Malaria is an infectious disease caused by eukaryotic protists in the genus

Plasmodium. Approximately half of the world's population is at risk of

malaria. The burden of Plasmodium falciparum malaria has increased in

recent years due to the emergence of resistant strains, which have even been

documented in regions previously reported as malaria-free. Although malaria

vaccine research has been conducted and has showed recent positive results,

there still remains no effective vaccine to prevent malaria in clinical practice.

According to the World Health Organization, prompt confirmation of malaria

infection by microscopy and/or rapid diagnostic test (RDT) is critical to control

the spreading of malaria and to prevent the evolution of drug resistant

Plasmodia strains.
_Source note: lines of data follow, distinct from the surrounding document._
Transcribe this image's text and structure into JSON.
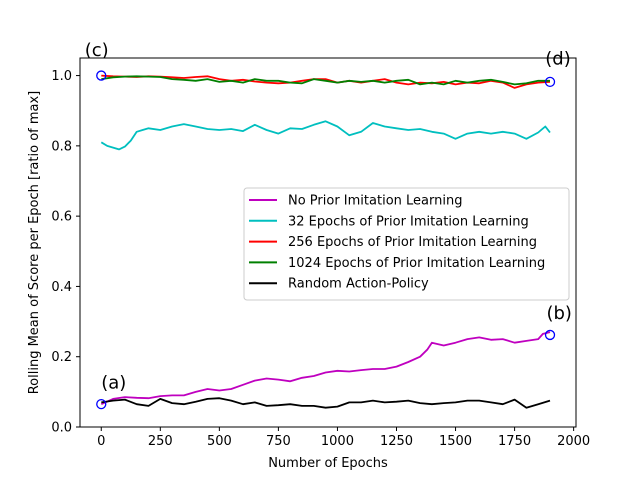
{
  "chart_data": {
    "type": "line",
    "xlabel": "Number of Epochs",
    "ylabel": "Rolling Mean of Score per Epoch [ratio of max]",
    "xlim": [
      -90,
      2010
    ],
    "ylim": [
      0.0,
      1.05
    ],
    "xticks": [
      0,
      250,
      500,
      750,
      1000,
      1250,
      1500,
      1750,
      2000
    ],
    "yticks": [
      0.0,
      0.2,
      0.4,
      0.6,
      0.8,
      1.0
    ],
    "xtick_labels": [
      "0",
      "250",
      "500",
      "750",
      "1000",
      "1250",
      "1500",
      "1750",
      "2000"
    ],
    "ytick_labels": [
      "0.0",
      "0.2",
      "0.4",
      "0.6",
      "0.8",
      "1.0"
    ],
    "grid": false,
    "legend_position": "center-right",
    "series": [
      {
        "name": "No Prior Imitation Learning",
        "color": "#bf00bf",
        "x": [
          0,
          50,
          100,
          150,
          200,
          250,
          300,
          350,
          400,
          450,
          500,
          550,
          600,
          650,
          700,
          750,
          800,
          850,
          900,
          950,
          1000,
          1050,
          1100,
          1150,
          1200,
          1250,
          1300,
          1350,
          1380,
          1400,
          1450,
          1500,
          1550,
          1600,
          1650,
          1700,
          1750,
          1800,
          1850,
          1870,
          1900
        ],
        "y": [
          0.065,
          0.08,
          0.085,
          0.083,
          0.082,
          0.088,
          0.09,
          0.09,
          0.1,
          0.108,
          0.104,
          0.108,
          0.12,
          0.132,
          0.138,
          0.135,
          0.13,
          0.14,
          0.145,
          0.155,
          0.16,
          0.158,
          0.162,
          0.165,
          0.165,
          0.172,
          0.185,
          0.2,
          0.22,
          0.24,
          0.232,
          0.24,
          0.25,
          0.255,
          0.248,
          0.25,
          0.24,
          0.245,
          0.25,
          0.265,
          0.27
        ]
      },
      {
        "name": "32 Epochs of Prior Imitation Learning",
        "color": "#00bfbf",
        "x": [
          0,
          25,
          50,
          75,
          100,
          125,
          150,
          175,
          200,
          250,
          300,
          350,
          400,
          450,
          500,
          550,
          600,
          650,
          700,
          750,
          800,
          850,
          900,
          950,
          1000,
          1050,
          1100,
          1150,
          1200,
          1250,
          1300,
          1350,
          1400,
          1450,
          1500,
          1550,
          1600,
          1650,
          1700,
          1750,
          1800,
          1850,
          1880,
          1900
        ],
        "y": [
          0.81,
          0.8,
          0.795,
          0.79,
          0.798,
          0.815,
          0.84,
          0.845,
          0.85,
          0.845,
          0.855,
          0.862,
          0.855,
          0.848,
          0.845,
          0.848,
          0.842,
          0.86,
          0.845,
          0.835,
          0.85,
          0.848,
          0.86,
          0.87,
          0.855,
          0.83,
          0.84,
          0.865,
          0.855,
          0.85,
          0.845,
          0.848,
          0.84,
          0.835,
          0.82,
          0.835,
          0.84,
          0.835,
          0.84,
          0.835,
          0.82,
          0.838,
          0.855,
          0.838
        ]
      },
      {
        "name": "256 Epochs of Prior Imitation Learning",
        "color": "#ff0000",
        "x": [
          0,
          50,
          100,
          150,
          200,
          250,
          300,
          350,
          400,
          450,
          500,
          550,
          600,
          650,
          700,
          750,
          800,
          850,
          900,
          950,
          1000,
          1050,
          1100,
          1150,
          1200,
          1250,
          1300,
          1350,
          1400,
          1450,
          1500,
          1550,
          1600,
          1650,
          1700,
          1750,
          1800,
          1850,
          1900
        ],
        "y": [
          1.0,
          0.998,
          0.997,
          0.996,
          0.998,
          0.997,
          0.995,
          0.993,
          0.996,
          0.998,
          0.99,
          0.985,
          0.988,
          0.983,
          0.98,
          0.978,
          0.98,
          0.985,
          0.99,
          0.99,
          0.98,
          0.985,
          0.98,
          0.985,
          0.99,
          0.98,
          0.975,
          0.98,
          0.978,
          0.982,
          0.975,
          0.98,
          0.978,
          0.985,
          0.98,
          0.965,
          0.975,
          0.98,
          0.982
        ]
      },
      {
        "name": "1024 Epochs of Prior Imitation Learning",
        "color": "#008000",
        "x": [
          0,
          50,
          100,
          150,
          200,
          250,
          300,
          350,
          400,
          450,
          500,
          550,
          600,
          650,
          700,
          750,
          800,
          850,
          900,
          950,
          1000,
          1050,
          1100,
          1150,
          1200,
          1250,
          1300,
          1350,
          1400,
          1450,
          1500,
          1550,
          1600,
          1650,
          1700,
          1750,
          1800,
          1850,
          1900
        ],
        "y": [
          0.99,
          0.995,
          0.997,
          0.998,
          0.997,
          0.996,
          0.99,
          0.988,
          0.985,
          0.99,
          0.982,
          0.985,
          0.98,
          0.99,
          0.985,
          0.985,
          0.98,
          0.978,
          0.99,
          0.985,
          0.98,
          0.985,
          0.982,
          0.985,
          0.98,
          0.985,
          0.988,
          0.975,
          0.98,
          0.975,
          0.985,
          0.98,
          0.985,
          0.988,
          0.982,
          0.975,
          0.978,
          0.985,
          0.985
        ]
      },
      {
        "name": "Random Action-Policy",
        "color": "#000000",
        "x": [
          0,
          50,
          100,
          150,
          200,
          250,
          300,
          350,
          400,
          450,
          500,
          550,
          600,
          650,
          700,
          750,
          800,
          850,
          900,
          950,
          1000,
          1050,
          1100,
          1150,
          1200,
          1250,
          1300,
          1350,
          1400,
          1450,
          1500,
          1550,
          1600,
          1650,
          1700,
          1750,
          1800,
          1850,
          1900
        ],
        "y": [
          0.07,
          0.075,
          0.078,
          0.065,
          0.06,
          0.08,
          0.068,
          0.065,
          0.072,
          0.08,
          0.082,
          0.075,
          0.065,
          0.07,
          0.06,
          0.062,
          0.065,
          0.06,
          0.06,
          0.055,
          0.058,
          0.07,
          0.07,
          0.075,
          0.07,
          0.072,
          0.075,
          0.068,
          0.065,
          0.068,
          0.07,
          0.075,
          0.075,
          0.07,
          0.065,
          0.078,
          0.055,
          0.065,
          0.075
        ]
      }
    ],
    "annotations": [
      {
        "label": "(a)",
        "x": 0,
        "y": 0.065,
        "text_dx": 0,
        "text_dy": -0.045
      },
      {
        "label": "(b)",
        "x": 1900,
        "y": 0.262,
        "text_dx": -15,
        "text_dy": -0.045
      },
      {
        "label": "(c)",
        "x": 0,
        "y": 1.0,
        "text_dx": -70,
        "text_dy": -0.055
      },
      {
        "label": "(d)",
        "x": 1900,
        "y": 0.982,
        "text_dx": -20,
        "text_dy": -0.05
      }
    ],
    "marker_color": "#0000ff"
  }
}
However, malaria diagnosis remains a significant challenge

as many malaria endemic regions have inadequate access to microscopy, and

antibody-based RDTs are restricted by their stability under tropical temperatures

and by their cost.

The objective of this study was to develop a new approach to malaria diagnosis

using DNA aptamers to recognise proteins encoded by Plasmodium. The

research is divided into two parts. Firstly, DNA aptamers against the

diagnostic markers, P. falciparum histidine-rich protein 2 (HRP2) and P.
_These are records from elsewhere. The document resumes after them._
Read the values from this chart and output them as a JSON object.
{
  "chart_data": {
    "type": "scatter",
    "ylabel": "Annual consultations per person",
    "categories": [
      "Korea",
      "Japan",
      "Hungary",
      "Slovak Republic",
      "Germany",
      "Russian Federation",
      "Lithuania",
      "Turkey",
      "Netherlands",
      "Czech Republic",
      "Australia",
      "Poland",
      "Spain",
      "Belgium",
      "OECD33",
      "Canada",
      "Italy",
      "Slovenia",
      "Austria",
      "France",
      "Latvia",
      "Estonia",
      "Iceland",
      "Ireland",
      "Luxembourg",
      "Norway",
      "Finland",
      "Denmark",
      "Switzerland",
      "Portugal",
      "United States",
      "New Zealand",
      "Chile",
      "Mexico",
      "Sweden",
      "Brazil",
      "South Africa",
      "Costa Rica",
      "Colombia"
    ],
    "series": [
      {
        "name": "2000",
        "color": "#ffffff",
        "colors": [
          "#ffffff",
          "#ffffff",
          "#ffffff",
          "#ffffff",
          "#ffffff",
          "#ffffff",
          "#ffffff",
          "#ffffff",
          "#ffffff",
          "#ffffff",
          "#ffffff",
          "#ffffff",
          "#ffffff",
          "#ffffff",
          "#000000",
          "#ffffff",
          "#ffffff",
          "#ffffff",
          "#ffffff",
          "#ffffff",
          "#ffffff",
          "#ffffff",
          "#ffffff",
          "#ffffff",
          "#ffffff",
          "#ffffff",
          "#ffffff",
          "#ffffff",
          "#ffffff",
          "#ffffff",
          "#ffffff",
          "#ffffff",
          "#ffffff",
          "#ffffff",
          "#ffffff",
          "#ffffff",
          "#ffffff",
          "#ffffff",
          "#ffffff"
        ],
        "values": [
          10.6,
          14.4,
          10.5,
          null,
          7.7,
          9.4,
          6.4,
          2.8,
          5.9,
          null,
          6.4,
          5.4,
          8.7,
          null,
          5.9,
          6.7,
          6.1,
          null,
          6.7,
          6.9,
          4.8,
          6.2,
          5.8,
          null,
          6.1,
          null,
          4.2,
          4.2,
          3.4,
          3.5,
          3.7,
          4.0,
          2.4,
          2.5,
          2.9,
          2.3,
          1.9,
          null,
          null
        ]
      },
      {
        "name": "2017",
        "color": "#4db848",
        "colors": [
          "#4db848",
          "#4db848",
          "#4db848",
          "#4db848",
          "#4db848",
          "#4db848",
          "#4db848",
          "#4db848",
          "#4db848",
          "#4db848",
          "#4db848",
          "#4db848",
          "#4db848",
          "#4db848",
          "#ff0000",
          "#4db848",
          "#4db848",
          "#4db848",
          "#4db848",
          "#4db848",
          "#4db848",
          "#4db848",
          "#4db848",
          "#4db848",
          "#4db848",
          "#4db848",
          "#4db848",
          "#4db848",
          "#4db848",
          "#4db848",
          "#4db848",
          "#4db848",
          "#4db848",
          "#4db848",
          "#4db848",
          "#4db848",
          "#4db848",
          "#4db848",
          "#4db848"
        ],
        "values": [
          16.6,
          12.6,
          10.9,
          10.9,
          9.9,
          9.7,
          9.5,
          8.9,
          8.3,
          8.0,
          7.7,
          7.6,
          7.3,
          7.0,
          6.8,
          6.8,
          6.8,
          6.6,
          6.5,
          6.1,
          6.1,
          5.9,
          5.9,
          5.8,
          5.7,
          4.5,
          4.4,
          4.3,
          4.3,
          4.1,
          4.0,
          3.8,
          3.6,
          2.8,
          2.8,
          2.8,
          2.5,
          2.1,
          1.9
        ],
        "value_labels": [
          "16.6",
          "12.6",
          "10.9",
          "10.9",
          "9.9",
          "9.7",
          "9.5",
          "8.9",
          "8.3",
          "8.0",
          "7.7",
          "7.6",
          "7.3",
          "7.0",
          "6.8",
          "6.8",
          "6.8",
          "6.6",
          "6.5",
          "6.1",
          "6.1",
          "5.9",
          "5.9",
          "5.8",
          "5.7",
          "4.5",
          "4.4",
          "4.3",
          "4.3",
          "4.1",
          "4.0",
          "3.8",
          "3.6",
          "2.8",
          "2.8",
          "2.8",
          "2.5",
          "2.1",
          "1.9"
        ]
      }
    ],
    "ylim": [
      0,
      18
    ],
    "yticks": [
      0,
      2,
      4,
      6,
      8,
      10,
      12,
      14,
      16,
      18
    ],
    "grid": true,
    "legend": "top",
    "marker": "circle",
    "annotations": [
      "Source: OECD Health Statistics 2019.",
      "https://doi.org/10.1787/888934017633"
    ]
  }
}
falciparum lactate dehydrogenase (PfLDH), were selected by Systematic

Evolution of Ligands by Exponential Enrichment (SELEX). Secondly, a

selected PfLDH aptamer was incorporated into a gold nanoparticle detection

system to develop an aptamer-nanoparticle conjugate as a new approach

towards malaria diagnosis.

The identified HRP2 and PfLDH aptamers were characterised by isothermal

titration calorimetry (ITC) for their affinity to targets and were observed to bind

with nanomolar affinity. As PfLDH aptamers were observed to have a higher

affinity to their target, PfLDH, their specificities were further characterised by

ITC using human lactate dehydrogenases, hLDHA1 and hLDHB. The PfLDH

aptamers were shown to be highly specific to PfLDH with no observed affinity

to human LDHs. After further characterisation, PfLDH aptamer 2008s was

chosen for the next stage of the research to be combined with a nanoparticle as a

route towards diagnostic application.

In the second part of this study, PfLDH aptamer 2008s was conjugated to gold

nanoparticles (AuNPs) to create aptamer-AuNP conjugates (2008s-AuNP).
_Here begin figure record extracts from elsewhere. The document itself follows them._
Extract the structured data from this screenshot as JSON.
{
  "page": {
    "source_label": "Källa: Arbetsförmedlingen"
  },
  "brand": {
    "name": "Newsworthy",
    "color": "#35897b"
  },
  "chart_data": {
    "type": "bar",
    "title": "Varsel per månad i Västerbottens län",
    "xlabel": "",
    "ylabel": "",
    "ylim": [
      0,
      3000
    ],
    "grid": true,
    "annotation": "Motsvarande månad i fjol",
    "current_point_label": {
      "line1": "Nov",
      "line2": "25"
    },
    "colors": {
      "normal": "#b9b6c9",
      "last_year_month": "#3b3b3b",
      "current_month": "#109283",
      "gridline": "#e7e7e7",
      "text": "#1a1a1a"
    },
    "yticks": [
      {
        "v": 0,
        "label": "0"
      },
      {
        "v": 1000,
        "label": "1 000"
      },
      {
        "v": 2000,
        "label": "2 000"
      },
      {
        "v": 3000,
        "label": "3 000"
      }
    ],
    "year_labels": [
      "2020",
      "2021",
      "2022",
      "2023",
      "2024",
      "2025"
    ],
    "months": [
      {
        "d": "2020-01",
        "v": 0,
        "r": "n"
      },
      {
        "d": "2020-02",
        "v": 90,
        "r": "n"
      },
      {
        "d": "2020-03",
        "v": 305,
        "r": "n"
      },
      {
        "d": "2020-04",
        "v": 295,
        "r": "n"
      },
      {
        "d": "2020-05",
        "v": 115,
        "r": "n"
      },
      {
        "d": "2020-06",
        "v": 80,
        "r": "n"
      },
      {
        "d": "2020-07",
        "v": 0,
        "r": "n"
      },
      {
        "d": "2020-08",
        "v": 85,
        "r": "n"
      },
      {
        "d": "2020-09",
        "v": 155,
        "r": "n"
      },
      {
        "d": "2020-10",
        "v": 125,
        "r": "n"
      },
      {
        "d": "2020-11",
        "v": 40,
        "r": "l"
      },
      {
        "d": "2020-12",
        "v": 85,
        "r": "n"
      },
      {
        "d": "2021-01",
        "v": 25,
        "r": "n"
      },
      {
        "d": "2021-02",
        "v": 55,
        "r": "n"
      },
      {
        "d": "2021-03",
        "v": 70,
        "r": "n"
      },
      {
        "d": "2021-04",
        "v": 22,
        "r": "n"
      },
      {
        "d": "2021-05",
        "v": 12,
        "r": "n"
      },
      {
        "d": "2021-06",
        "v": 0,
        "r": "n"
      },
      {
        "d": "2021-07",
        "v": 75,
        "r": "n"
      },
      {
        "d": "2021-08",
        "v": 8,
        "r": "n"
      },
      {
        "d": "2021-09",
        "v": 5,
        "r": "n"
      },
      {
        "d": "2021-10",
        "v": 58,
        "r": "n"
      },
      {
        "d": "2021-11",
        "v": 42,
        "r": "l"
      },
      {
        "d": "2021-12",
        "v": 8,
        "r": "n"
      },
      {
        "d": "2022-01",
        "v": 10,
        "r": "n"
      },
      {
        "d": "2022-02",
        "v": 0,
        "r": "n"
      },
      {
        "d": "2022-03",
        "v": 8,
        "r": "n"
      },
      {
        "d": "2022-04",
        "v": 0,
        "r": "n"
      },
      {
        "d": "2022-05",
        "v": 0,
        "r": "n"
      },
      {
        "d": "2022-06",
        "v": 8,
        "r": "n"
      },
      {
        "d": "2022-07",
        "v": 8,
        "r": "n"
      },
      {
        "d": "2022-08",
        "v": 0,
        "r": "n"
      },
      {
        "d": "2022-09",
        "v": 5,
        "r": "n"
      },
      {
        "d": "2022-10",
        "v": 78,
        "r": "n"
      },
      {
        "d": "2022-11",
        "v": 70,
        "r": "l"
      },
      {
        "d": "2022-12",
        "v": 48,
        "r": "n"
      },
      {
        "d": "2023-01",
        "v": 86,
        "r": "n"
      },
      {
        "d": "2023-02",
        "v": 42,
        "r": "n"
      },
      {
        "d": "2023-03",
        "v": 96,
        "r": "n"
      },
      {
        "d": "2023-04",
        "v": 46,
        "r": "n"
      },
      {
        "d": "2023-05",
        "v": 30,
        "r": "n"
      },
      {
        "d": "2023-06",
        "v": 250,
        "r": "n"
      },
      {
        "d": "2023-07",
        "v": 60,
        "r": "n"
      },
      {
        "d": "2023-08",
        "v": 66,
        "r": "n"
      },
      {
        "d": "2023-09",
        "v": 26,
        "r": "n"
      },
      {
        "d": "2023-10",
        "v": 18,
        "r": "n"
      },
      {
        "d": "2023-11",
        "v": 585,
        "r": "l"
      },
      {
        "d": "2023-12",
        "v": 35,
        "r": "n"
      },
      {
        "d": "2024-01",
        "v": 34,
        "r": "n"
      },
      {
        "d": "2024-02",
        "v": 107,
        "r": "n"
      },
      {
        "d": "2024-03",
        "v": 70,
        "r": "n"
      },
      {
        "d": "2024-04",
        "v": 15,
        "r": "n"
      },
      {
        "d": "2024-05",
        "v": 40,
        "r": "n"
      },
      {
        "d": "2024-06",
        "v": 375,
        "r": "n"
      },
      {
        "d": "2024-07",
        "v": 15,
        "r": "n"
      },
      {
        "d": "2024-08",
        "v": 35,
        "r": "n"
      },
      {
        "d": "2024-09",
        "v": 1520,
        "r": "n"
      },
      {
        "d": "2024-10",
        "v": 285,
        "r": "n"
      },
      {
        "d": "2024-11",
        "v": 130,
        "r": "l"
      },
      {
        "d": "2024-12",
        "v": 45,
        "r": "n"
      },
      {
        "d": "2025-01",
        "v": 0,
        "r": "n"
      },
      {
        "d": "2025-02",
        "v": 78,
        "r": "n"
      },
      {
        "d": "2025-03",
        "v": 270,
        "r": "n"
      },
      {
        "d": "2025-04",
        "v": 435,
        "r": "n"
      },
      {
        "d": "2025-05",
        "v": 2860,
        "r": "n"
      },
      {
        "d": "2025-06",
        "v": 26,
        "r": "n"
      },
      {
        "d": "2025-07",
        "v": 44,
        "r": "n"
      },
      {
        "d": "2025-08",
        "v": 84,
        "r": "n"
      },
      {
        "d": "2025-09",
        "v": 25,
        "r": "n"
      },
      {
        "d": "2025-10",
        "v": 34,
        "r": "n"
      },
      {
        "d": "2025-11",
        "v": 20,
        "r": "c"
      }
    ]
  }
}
The aptamer-AuNP conjugates were characterised by their tolerance in different

pH and salt concentration and in their sensitivity to PfLDH. This new

approach of malaria diagnosis was further validated by incubating the

aptamer-AuNP conjugates with various proteins and colour changes were

observed specifically upon incubation with PfLDH but not with other proteins.

Hence, a Plasmodium specific aptamer-AuNP conjugate to the malaria

diagnostic marker, pLDH, has been developed in this research.

This work lays the foundation for further development of novel rapid diagnostic

tests based on nucleic acid aptamers and nanotechnology for robust and

cost-effective malaria diagnosis with potential benefit not only for malaria but

in a plethora of diagnostic applications.